- Country of origin: United Kingdom
- Original language: English

Original release
- Release: 1994 – 1998

= The Net (British TV series) =

British TV series

The Net is a TV series made by Illuminations for the BBC and shown from 1994 to 1998. It ran for four series, beginning with a premiere episode broadcast on BBC2 on 13 April 1994, produced by Stephen Arkell, edited by John Wyver, and with reportage by Rajan Datar and Susan Rae, a discussion of audio design for games by Thomas Dolby, and a 5-minute segment with IT expert Davey Winder explaining how to dial into Internet services of the time like Compuserve and CIX.

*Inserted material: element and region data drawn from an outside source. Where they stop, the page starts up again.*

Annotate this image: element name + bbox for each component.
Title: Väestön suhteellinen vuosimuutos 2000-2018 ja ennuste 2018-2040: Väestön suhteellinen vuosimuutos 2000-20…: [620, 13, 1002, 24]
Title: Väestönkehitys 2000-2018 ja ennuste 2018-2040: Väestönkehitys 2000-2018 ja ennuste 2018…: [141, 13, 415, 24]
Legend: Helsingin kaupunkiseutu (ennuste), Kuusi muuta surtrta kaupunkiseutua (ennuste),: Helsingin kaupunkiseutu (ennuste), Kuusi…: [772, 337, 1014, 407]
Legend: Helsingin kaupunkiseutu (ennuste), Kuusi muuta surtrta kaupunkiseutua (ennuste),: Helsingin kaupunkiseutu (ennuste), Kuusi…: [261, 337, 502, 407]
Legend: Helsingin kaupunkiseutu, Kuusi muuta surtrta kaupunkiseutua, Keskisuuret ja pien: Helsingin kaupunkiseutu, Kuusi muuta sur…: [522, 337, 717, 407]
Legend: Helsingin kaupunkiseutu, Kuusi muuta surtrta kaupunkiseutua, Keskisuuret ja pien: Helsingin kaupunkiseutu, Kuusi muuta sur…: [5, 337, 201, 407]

The focus of the programme was primarily the Internet explosion of the time, though it also dealt with other emerging technologies and series one had a computer games review section. The series was responsible for one of the BBC's earliest efforts at establishing an online presence, when the BBC Networking Club launched a website to coincide with the first episode and a BBS named "Auntie" later in 1994.

Following viewer complaints, the games review was dropped for series two – which began on 15 May 1995 – and replaced with a Hotlist segment. It was felt that games reviews were already well catered for by other programmes, such as Channel 4's GamesMaster and that they did not really fit into The Net.

The third series began on 13 January 1997 with episode run-time extended from thirty to forty minutes.

The final series started on 2 March 1998 in which Net Guide replaced the Hotlist segment.